High-performance Mn-doped BiScO₃–PbTiO₃ piezoelectric ceramics with enhanced thermal stability and electric field endurance

To address the demand for piezoelectric materials in extreme environments, this study systematically evaluates “hard” Mn-doped 34BiScO₃-66PbTiO₃ (BS-66PT-1Mn), “soft” Nb-doped 36BiScO₃-64PbTiO₃ (BS-64PT −0.125 Nb), and commercially available PZT-5A ceramics under high-temperature and high electric field conditions. The dielectric characterization reveals that BS-66PT-1Mn demonstrates good dielectric properties (ε_r = 3345) under coupled conditions of high temperature (300 °C) and strong electric field (100 V/mm). Notably, the dielectric loss of BS-66PT-1Mn (tanδ = 0.071) is substantially lower, demonstrating 2.5–4.5 times decrease compared to BS-64PT-0.125 Nb (tanδ = 0.19) and PZT-5A (tanδ =0.323). At 300 °C, the coercive field of BS-66PT-1Mn ceramics (12.2 kV/cm) exceeds BS-64PT-0.125 Nb and PZT-5A by 106 % and 353 %, and its direct-current resistivity is 8 and 1.5 times higher than their counterparts, which indicate that the BS-66PT-1Mn ceramics exhibit excellent electric field endurance and high electrical resistivity.
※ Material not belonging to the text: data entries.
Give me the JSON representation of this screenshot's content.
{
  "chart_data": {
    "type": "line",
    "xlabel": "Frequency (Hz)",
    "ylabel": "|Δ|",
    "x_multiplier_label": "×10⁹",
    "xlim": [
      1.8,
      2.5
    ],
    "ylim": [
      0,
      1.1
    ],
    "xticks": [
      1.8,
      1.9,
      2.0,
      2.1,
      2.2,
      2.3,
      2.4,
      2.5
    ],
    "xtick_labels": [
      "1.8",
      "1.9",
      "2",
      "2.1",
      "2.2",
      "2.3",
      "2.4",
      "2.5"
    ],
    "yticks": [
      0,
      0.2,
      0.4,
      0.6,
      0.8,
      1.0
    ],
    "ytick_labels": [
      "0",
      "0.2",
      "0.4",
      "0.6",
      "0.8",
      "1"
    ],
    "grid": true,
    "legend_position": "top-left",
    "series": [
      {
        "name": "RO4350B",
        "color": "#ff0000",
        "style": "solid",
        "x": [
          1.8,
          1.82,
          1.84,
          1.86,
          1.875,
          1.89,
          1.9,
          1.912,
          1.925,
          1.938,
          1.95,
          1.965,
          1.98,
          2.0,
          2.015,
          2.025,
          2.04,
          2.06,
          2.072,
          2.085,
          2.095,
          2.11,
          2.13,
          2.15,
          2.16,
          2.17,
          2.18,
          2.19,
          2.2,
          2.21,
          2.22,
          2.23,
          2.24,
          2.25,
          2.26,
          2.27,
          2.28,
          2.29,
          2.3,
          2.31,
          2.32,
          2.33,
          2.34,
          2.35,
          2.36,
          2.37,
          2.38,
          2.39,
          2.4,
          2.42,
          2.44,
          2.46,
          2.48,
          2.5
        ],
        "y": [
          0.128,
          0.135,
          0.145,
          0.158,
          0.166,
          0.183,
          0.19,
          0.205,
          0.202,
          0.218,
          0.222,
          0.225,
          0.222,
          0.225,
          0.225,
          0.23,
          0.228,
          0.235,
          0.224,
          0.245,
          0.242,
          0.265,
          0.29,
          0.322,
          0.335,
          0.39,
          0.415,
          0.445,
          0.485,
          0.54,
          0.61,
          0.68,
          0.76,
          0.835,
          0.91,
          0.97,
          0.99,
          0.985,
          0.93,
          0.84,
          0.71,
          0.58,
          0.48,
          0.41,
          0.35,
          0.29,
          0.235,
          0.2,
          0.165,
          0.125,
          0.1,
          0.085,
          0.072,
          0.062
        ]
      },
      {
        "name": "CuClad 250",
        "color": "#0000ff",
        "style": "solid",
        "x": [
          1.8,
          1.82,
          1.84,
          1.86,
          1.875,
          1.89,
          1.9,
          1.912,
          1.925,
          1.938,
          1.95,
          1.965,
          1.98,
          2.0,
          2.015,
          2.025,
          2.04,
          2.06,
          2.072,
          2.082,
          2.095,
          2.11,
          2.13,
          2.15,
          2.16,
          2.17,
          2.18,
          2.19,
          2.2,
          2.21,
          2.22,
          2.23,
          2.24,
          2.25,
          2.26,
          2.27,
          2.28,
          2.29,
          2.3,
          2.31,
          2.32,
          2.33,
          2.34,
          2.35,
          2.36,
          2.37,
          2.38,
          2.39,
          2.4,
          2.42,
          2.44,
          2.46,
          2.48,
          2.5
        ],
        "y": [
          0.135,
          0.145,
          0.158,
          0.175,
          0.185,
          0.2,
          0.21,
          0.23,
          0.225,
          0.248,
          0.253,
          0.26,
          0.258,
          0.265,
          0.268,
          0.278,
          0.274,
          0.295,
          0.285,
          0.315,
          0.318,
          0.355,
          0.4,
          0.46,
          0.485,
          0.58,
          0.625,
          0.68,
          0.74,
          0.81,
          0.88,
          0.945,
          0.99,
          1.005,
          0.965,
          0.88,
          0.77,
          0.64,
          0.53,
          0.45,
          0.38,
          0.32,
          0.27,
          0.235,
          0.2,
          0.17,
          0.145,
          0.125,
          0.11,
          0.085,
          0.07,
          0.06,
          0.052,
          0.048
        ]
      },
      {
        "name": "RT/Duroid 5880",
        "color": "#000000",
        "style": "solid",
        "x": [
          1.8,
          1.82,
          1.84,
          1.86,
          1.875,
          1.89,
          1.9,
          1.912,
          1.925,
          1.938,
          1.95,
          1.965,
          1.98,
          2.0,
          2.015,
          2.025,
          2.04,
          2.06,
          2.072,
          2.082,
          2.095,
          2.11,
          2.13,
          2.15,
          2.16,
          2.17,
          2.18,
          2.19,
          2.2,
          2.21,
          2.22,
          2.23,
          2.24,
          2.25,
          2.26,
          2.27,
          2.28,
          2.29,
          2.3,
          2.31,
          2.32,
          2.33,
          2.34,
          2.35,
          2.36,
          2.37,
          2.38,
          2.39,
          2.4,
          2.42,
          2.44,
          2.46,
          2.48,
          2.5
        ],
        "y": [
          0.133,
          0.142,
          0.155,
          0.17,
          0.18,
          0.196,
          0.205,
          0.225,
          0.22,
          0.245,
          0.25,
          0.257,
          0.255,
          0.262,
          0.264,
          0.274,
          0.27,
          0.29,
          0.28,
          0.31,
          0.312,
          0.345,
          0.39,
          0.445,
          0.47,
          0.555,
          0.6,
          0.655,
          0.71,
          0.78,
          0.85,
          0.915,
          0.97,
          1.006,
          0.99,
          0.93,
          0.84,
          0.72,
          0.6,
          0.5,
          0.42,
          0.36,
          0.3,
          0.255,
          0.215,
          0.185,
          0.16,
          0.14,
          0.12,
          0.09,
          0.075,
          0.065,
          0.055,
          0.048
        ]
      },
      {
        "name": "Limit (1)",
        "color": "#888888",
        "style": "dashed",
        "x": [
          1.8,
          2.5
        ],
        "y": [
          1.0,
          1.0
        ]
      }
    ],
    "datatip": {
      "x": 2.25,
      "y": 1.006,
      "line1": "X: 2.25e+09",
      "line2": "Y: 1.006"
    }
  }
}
Under 200 °C and 20 V/mm condition, BS-66PT-1Mn demonstrates superior vibration velocity (0.61 m/s) and reduced frequency shift (Δf/f_r = 2.4 %), outperforming both comparison materials. This phenomenon could be attributed to the Mn-doping induced oxygen vacancy pinning effect and tetragonal phase stabilization. The results indicate that BS-66PT-1Mn, with high-output vibrational performance, superior thermal stability, and excellent field endurance, holds significant potential for enhancing the operational reliability of acoustic transducers in harsh environments.